The encoding for the hashing however, is fairly arbitrary. It should be somewhat performant, but that's it. But with "serialize once, verify encodings", we force every database to store the possibly suboptimal original encoding, whose only purpose was to compute a completely arbitrary hash. Why does it have to be stored? If Alice sends a message to Bob, Bob needs to verify it. Now suppose Carol is not directly connected to Alice, but she subscribed to her feed. Carol gets the message from Bob. But Carol still needs to verify it. But in order to so, without canonical encodings, she needs the original message encoding. So Bob (and everyone) needs to persist this encoding, and needs to send it over the network as well.

Bob could have two databases, one for original encodings to send during data replication to peers, and one for fast access for client applications. Running two different databases with the same content wastes space. And have fun guaranteeing consistensy between these two. So as a result, "serialize once, verify encodings" forces every forseeable ssb database backend ever into a specific storage format, or to deal with inefficient space usage and synchronization problems. Similiarilly, it constrains how peers can sensibly exchange messages. More space-efficient encodings become useless, since the original encoding needs to be stored anyways.

Now here's the thing: a canonical encoding used for hashes solves these problems. It decouples the bytes to be hashed from the bytes to be persisted or transmitted. With a canonic hash encoding, you can read from your highly specialized database encoding into a logical value, compute its hash, and it is guaranteed to be correct. If we find more efficient formats for data exchange between peers, we can use them, decode received values, compute the canonical encoding, hash it, and verify against the claimed hash of the message.

Of course we can just pretend we found an encoding that will be sufficient for all future rpc and database usage, hardwire it into the protocol by using it for hash computation, and have future devs curse us. But I remember a thread on ssb where futureproofing protocols (e.g. via multiformats) was generally considered a good thing.
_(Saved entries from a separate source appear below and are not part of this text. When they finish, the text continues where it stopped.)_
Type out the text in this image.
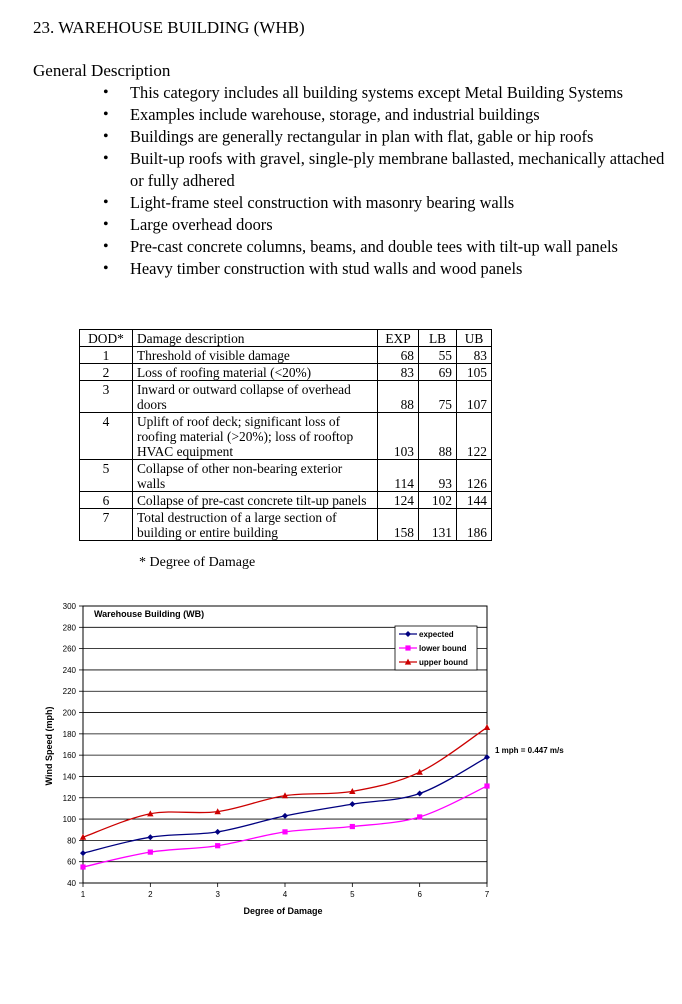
23. WAREHOUSE BUILDING (WHB)
General Description
• This category includes all building systems except Metal Building Systems
• Examples include warehouse, storage, and industrial buildings
• Buildings are generally rectangular in plan with flat, gable or hip roofs
• Built-up roofs with gravel, single-ply membrane ballasted, mechanically attached or fully adhered
• Light-frame steel construction with masonry bearing walls
• Large overhead doors
• Pre-cast concrete columns, beams, and double tees with tilt-up wall panels
• Heavy timber construction with stud walls and wood panels
DOD*	Damage description	EXP	LB	UB
1	Threshold of visible damage	68	55	83
2	Loss of roofing material (<20%)	83	69	105
3	Inward or outward collapse of overhead doors	88	75	107
4	Uplift of roof deck; significant loss of roofing material (>20%); loss of rooftop HVAC equipment	103	88	122
5	Collapse of other non-bearing exterior walls	114	93	126
6	Collapse of pre-cast concrete tilt-up panels	124	102	144
7	Total destruction of a large section of building or entire building	158	131	186
* Degree of Damage
40
60
80
100
120
140
160
180
200
220
240
260
280
300
1	2	3	4	5	6	7
Warehouse Building (WB)
1 mph = 0.447 m/s
Degree of Damage
Wind Speed (mph)
expected
lower bound
upper bound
A canonic encoding does exactly this. And it costs us very little - hsdt would be both canonic, and more efficient (in both space useage and CPU cycles) then the current json-based implementation. And a new format can be introduced in a backwards-compatible way, due to ssb multihashes.
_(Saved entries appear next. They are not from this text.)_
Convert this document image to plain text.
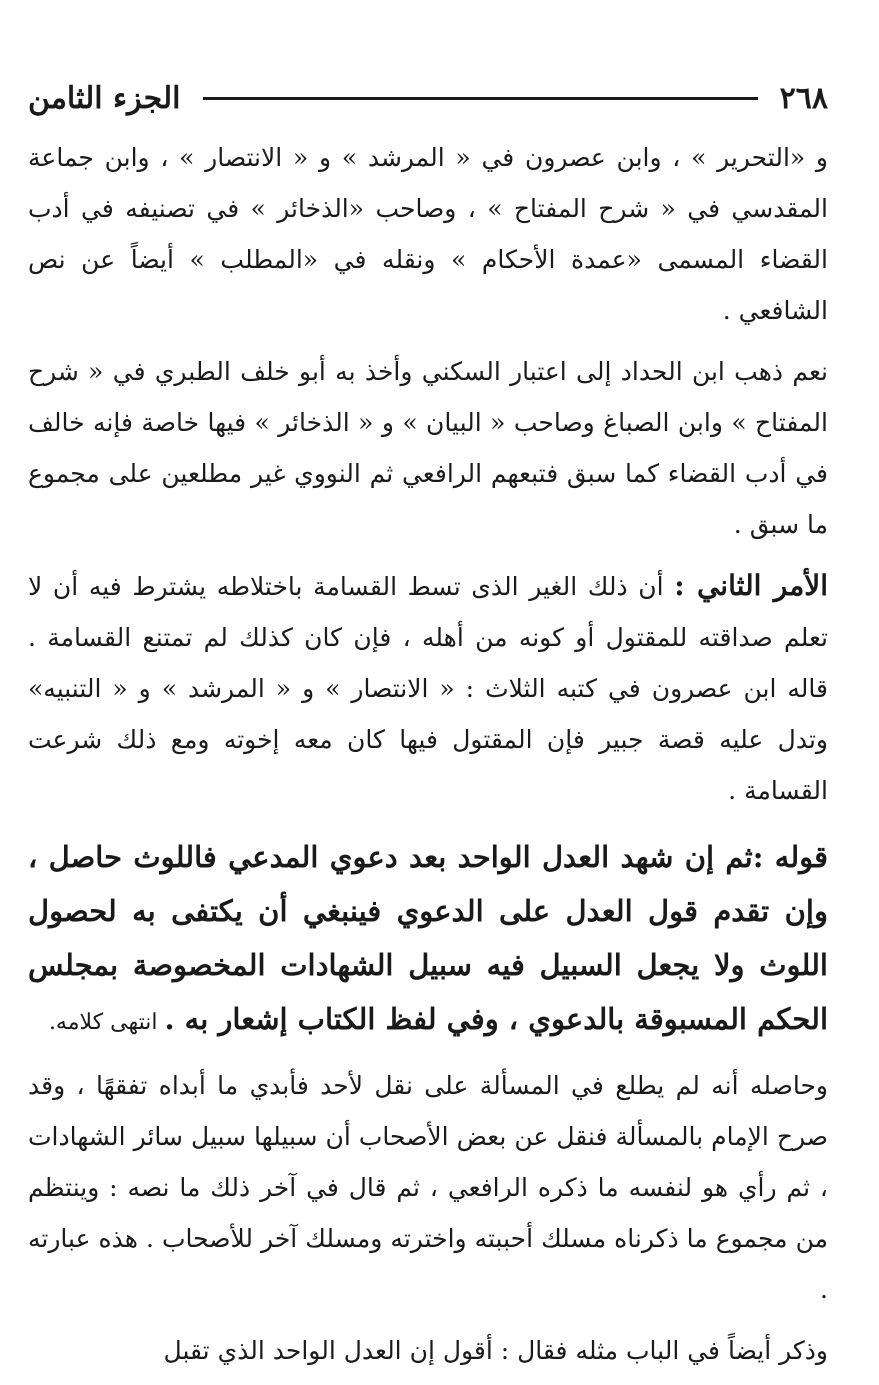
٢٦٨
الجزء الثامن

و «التحرير » ، وابن عصرون في « المرشد » و « الانتصار » ، وابن جماعة المقدسي في « شرح المفتاح » ، وصاحب «الذخائر » في تصنيفه في أدب القضاء المسمى «عمدة الأحكام » ونقله في «المطلب » أيضاً عن نص الشافعي .

نعم ذهب ابن الحداد إلى اعتبار السكني وأخذ به أبو خلف الطبري في « شرح المفتاح » وابن الصباغ وصاحب « البيان » و « الذخائر » فيها خاصة فإنه خالف في أدب القضاء كما سبق فتبعهم الرافعي ثم النووي غير مطلعين على مجموع ما سبق .

الأمر الثاني : أن ذلك الغير الذى تسط القسامة باختلاطه يشترط فيه أن لا تعلم صداقته للمقتول أو كونه من أهله ، فإن كان كذلك لم تمتنع القسامة . قاله ابن عصرون في كتبه الثلاث : « الانتصار » و « المرشد » و « التنبيه» وتدل عليه قصة جبير فإن المقتول فيها كان معه إخوته ومع ذلك شرعت القسامة .

قوله :ثم إن شهد العدل الواحد بعد دعوي المدعي فاللوث حاصل ، وإن تقدم قول العدل على الدعوي فينبغي أن يكتفى به لحصول اللوث ولا يجعل السبيل فيه سبيل الشهادات المخصوصة بمجلس الحكم المسبوقة بالدعوي ، وفي لفظ الكتاب إشعار به . انتهى كلامه.

وحاصله أنه لم يطلع في المسألة على نقل لأحد فأبدي ما أبداه تفقهًا ، وقد صرح الإمام بالمسألة فنقل عن بعض الأصحاب أن سبيلها سبيل سائر الشهادات ، ثم رأي هو لنفسه ما ذكره الرافعي ، ثم قال في آخر ذلك ما نصه : وينتظم من مجموع ما ذكرناه مسلك أحببته واخترته ومسلك آخر للأصحاب . هذه عبارته .

وذكر أيضاً في الباب مثله فقال : أقول إن العدل الواحد الذي تقبل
Errata to the section on nonequivalent objects: Js actually leaves the iteration order unspecified. But that basically makes things worse, not better.

@Aljoscha I'll let you have a cannonical format, if it's possible to do the keep-the-serialized data form.

my goals:

• optimize for database reads/queries (because this is something the user can constantly feel)
• nice to have: receive messages and write them directly to database, though if we come up with something significantly better later converting is okay.
• transitional format that can represent the current data, yes, broken json format.
• a better format that is not order dependant, etc, fully cannonical.

I think we have different but overlapping goals, but I think we can find something that works for everyone.

@cft I only received your posts just now, but we independently settled (mostly) on using a strict subset of CBOR. I'll interpret that as a good sign.

I was unaware of COSE, it is nice to see an "official" standard for this, although it seems like not much of it applies to ssb.

@cft Disclaimer: I don't really know what i'm talking about when it comes to crypto.

• ssb does transport encryption at a different layer of the stack, not directly on the (cbor) message data
• signing also needs to account for meta data, which will not be in cbor
• encrypted messages completely anonymize the recipients, I don't think COSE supports that. But these are probably the use case most likely to benefit from COSE.
• in general, mechanisms for upgrading crypto primitives are handled via multiformats

I will definitely do a thorough read-through of the COSE spec when starting to flesh out metadata formats. But for the reasons listed above, I does not look like we can "just use COSE" directly.